The plan is to get to Dubai by the time I'm 30 (32 at the latest), I have just turned 23. I'm a qualified personal trainer, have my door license,have btec diploma in construction and I'm toying with the idea to go to Uni in September to study to become a Quantity Surveyor. 

My question is are there British doormen in clubs/bars over there and how would I go about finding out details without actually going over there.


I'd be grateful if someone could reply....


----------



## scottyw (Aug 7, 2012)

Ask again in 6 years and 11 months.


----------



## Bigjimbo (Oct 28, 2010)

Piece said:


> Hello all,
> 
> The plan is to get to Dubai by the time I'm 30 (32 at the latest), I have just turned 23. I'm a qualified personal trainer, have my door license,have btec diploma in construction and I'm toying with the idea to go to Uni in September to study to become a Quantity Surveyor.
> 
> ...


Ignore Scotty. You are very unlikely to get a job on the doors here as it is all very low paid big african guys.

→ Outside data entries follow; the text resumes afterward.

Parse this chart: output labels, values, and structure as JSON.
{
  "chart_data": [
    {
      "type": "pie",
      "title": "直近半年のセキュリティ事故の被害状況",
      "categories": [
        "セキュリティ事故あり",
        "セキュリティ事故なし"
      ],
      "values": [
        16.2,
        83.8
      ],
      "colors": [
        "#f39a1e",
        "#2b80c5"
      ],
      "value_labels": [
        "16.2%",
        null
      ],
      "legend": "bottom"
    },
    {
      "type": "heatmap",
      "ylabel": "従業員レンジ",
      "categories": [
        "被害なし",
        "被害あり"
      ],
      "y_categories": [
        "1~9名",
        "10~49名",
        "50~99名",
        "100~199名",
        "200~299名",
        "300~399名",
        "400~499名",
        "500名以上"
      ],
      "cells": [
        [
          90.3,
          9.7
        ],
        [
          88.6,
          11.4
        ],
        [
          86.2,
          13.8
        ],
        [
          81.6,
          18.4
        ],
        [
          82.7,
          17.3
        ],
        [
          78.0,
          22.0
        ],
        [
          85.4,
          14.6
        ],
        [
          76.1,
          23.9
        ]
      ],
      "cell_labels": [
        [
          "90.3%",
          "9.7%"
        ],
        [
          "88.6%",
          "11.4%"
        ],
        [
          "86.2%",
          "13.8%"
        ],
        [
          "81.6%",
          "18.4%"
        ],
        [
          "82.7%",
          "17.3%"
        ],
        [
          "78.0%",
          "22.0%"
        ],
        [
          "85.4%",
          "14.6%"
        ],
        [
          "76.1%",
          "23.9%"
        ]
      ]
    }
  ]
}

Not the same deals as at home. Being a quantity surveyor is a very good route to get here on a decent wage.


----------



## scottyw (Aug 7, 2012)

Bigjimbo said:


> Ignore Scotty. You are very unlikely to get a job on the doors here as it is all very low paid big african guys. Not the same deals as at home. Being a quantity surveyor is a very good route to get here on a decent wage.


Although in 7-9 years time things may not be the same...


----------



## Bigjimbo (Oct 28, 2010)

scottyw said:


> Although in 7-9 years time things may not be the same...


Slow. Clap.


----------



## scottyw (Aug 7, 2012)

Bigjimbo said:


> Slow. Clap.



Aw thanks BigJimbo. I think you're awesome too! :clap2:


----------



## Bigjimbo (Oct 28, 2010)

scottyw said:


> Aw thanks BigJimbo. I think you're awesome too! :clap2:


lol.


----------